Bellosillo, who is also the founder and president of the Foundation for Lay Education on Heart Diseases, was wondering why it was not included in the usual list of risk factors established by the landmark studies.
Bellosillo said: “These two cases make one think that there may be risk factors for atherosclerosis that were not somehow uncovered by these landmark studies. This only means there are other groups of different genetic makeup, exposed to different environmental conditions, nutrition, etc. that could still develop atherosclerosis and later suffer from heart disease. Knowing the nature of the subjects included in these studies, one cannot help but raise the question of the universality of these ‘Western’ risk factors disseminated by these studies.”
Further confirmed
Bellosillo’s concern was further confirmed when recent studies found that the risk of heart attack was threefold higher in subjects with homocysteine levels in the top 5 percent of values, compared to subjects with homocysteine in the bottom 90 percent. Subsequently, a number of other studies have concluded that high homocysteine levels represent an important independent risk factor for coronary heart disease, heart attack, stroke, peripheral atherosclerosis and venous thromboembolism (the blockage of a blood vessel by a migrating clot).

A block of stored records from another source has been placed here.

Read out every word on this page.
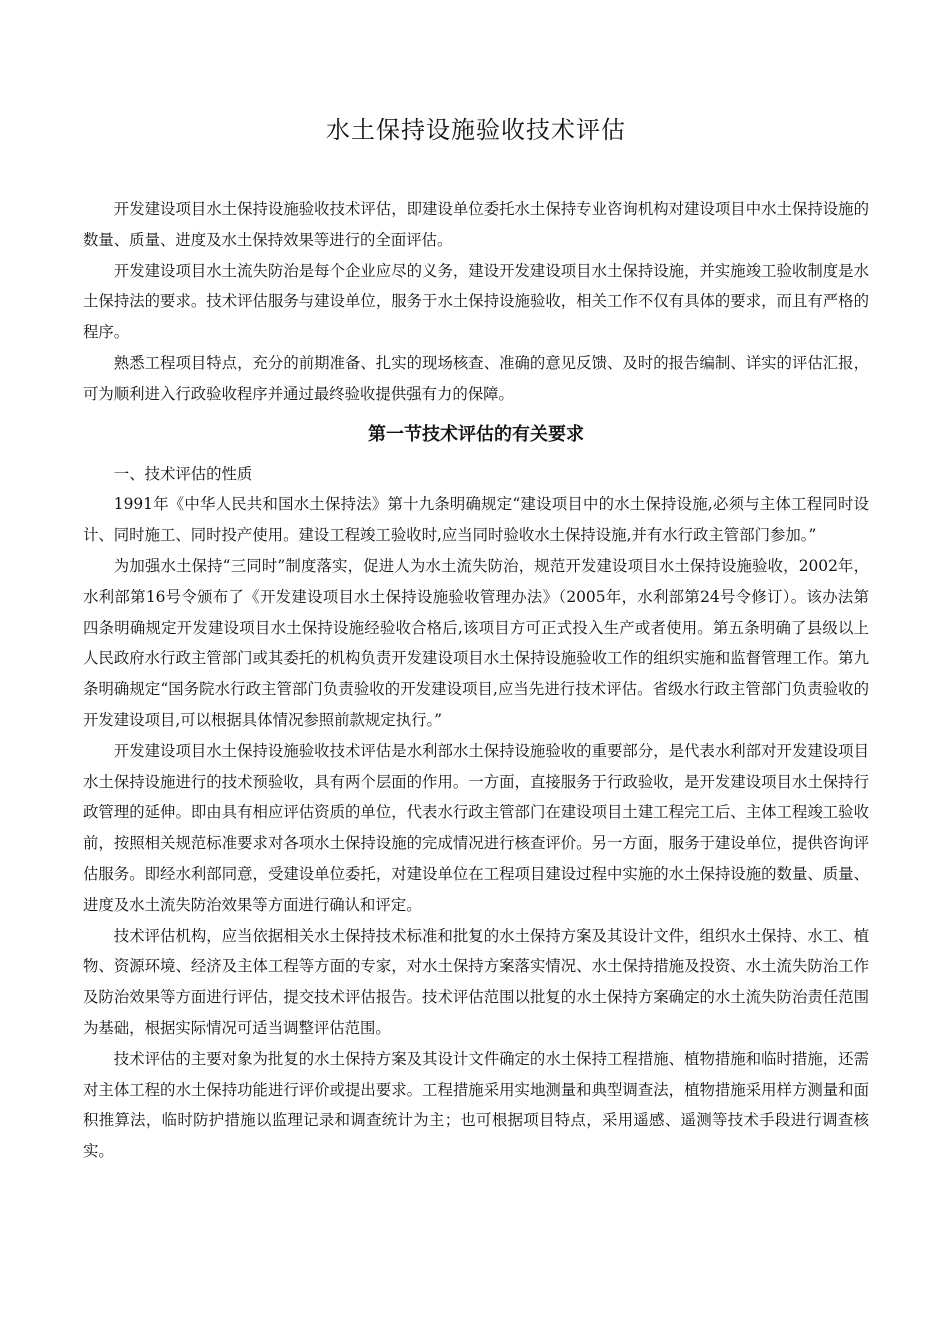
水土保持设施验收技术评估

开发建设项目水土保持设施验收技术评估，即建设单位委托水土保持专业咨询机构对建设项目中水土保持设施的数量、质量、进度及水土保持效果等进行的全面评估。

开发建设项目水土流失防治是每个企业应尽的义务，建设开发建设项目水土保持设施，并实施竣工验收制度是水土保持法的要求。技术评估服务与建设单位，服务于水土保持设施验收，相关工作不仅有具体的要求，而且有严格的程序。

熟悉工程项目特点，充分的前期准备、扎实的现场核查、准确的意见反馈、及时的报告编制、详实的评估汇报，可为顺利进入行政验收程序并通过最终验收提供强有力的保障。

第一节技术评估的有关要求

一、技术评估的性质

1991年《中华人民共和国水土保持法》第十九条明确规定“建设项目中的水土保持设施,必须与主体工程同时设计、同时施工、同时投产使用。建设工程竣工验收时,应当同时验收水土保持设施,并有水行政主管部门参加。”

为加强水土保持“三同时”制度落实，促进人为水土流失防治，规范开发建设项目水土保持设施验收，2002年，水利部第16号令颁布了《开发建设项目水土保持设施验收管理办法》（2005年，水利部第24号令修订）。该办法第四条明确规定开发建设项目水土保持设施经验收合格后,该项目方可正式投入生产或者使用。第五条明确了县级以上人民政府水行政主管部门或其委托的机构负责开发建设项目水土保持设施验收工作的组织实施和监督管理工作。第九条明确规定“国务院水行政主管部门负责验收的开发建设项目,应当先进行技术评估。省级水行政主管部门负责验收的开发建设项目,可以根据具体情况参照前款规定执行。”

开发建设项目水土保持设施验收技术评估是水利部水土保持设施验收的重要部分，是代表水利部对开发建设项目水土保持设施进行的技术预验收，具有两个层面的作用。一方面，直接服务于行政验收，是开发建设项目水土保持行政管理的延伸。即由具有相应评估资质的单位，代表水行政主管部门在建设项目土建工程完工后、主体工程竣工验收前，按照相关规范标准要求对各项水土保持设施的完成情况进行核查评价。另一方面，服务于建设单位，提供咨询评估服务。即经水利部同意，受建设单位委托，对建设单位在工程项目建设过程中实施的水土保持设施的数量、质量、进度及水土流失防治效果等方面进行确认和评定。

技术评估机构，应当依据相关水土保持技术标准和批复的水土保持方案及其设计文件，组织水土保持、水工、植物、资源环境、经济及主体工程等方面的专家，对水土保持方案落实情况、水土保持措施及投资、水土流失防治工作及防治效果等方面进行评估，提交技术评估报告。技术评估范围以批复的水土保持方案确定的水土流失防治责任范围为基础，根据实际情况可适当调整评估范围。

技术评估的主要对象为批复的水土保持方案及其设计文件确定的水土保持工程措施、植物措施和临时措施，还需对主体工程的水土保持功能进行评价或提出要求。工程措施采用实地测量和典型调查法，植物措施采用样方测量和面积推算法，临时防护措施以监理记录和调查统计为主；也可根据项目特点，采用遥感、遥测等技术手段进行调查核实。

Bellosillo said: “No wonder the International Task Force for the Prevention of Cardiovascular Diseases in Europe recommended that homocysteine be measured in patients with history of atherosclerosis and/or those with blood vessels clogged with clots. The same task force recommended that individuals with homocysteine levels greater than 12 micromoles per liter should increase and/or supplement dietary intake of folic acid; and those with levels greater than 30 should be treated with daily doses of folic acid, vitamin B6 and vitamin B12.”
Already practiced
The doctor was glad that while measuring homocysteine levels is hardly available in the country, a number of hospitals including the Makati Medical Center have been performing the test for quite a while already, with many of the requests coming from cardiologists, neurologists, nephrologists and internists.
Bellosillo said: “So far, studies to determine whether lowering homocysteine levels can reduce the risk of heart disease haven’t shown a benefit, but this may be because the studies were too small or because homocysteine levels weren’t lowered enough. However, with folic acid, vitamins B6 and B12 widely available and very inexpensive, management of patients with cardiovascular diseases due to elevated homocysteine becomes easier and very affordable especially to the population in developing countries such as ours.”
He added that it is reasonable for high-risk patients with high homocysteine levels to increase their intake of B vitamins. “These vitamins can be found in a wide variety of fruits, green leafy vegetables and grain products fortified with folic acid,” he said.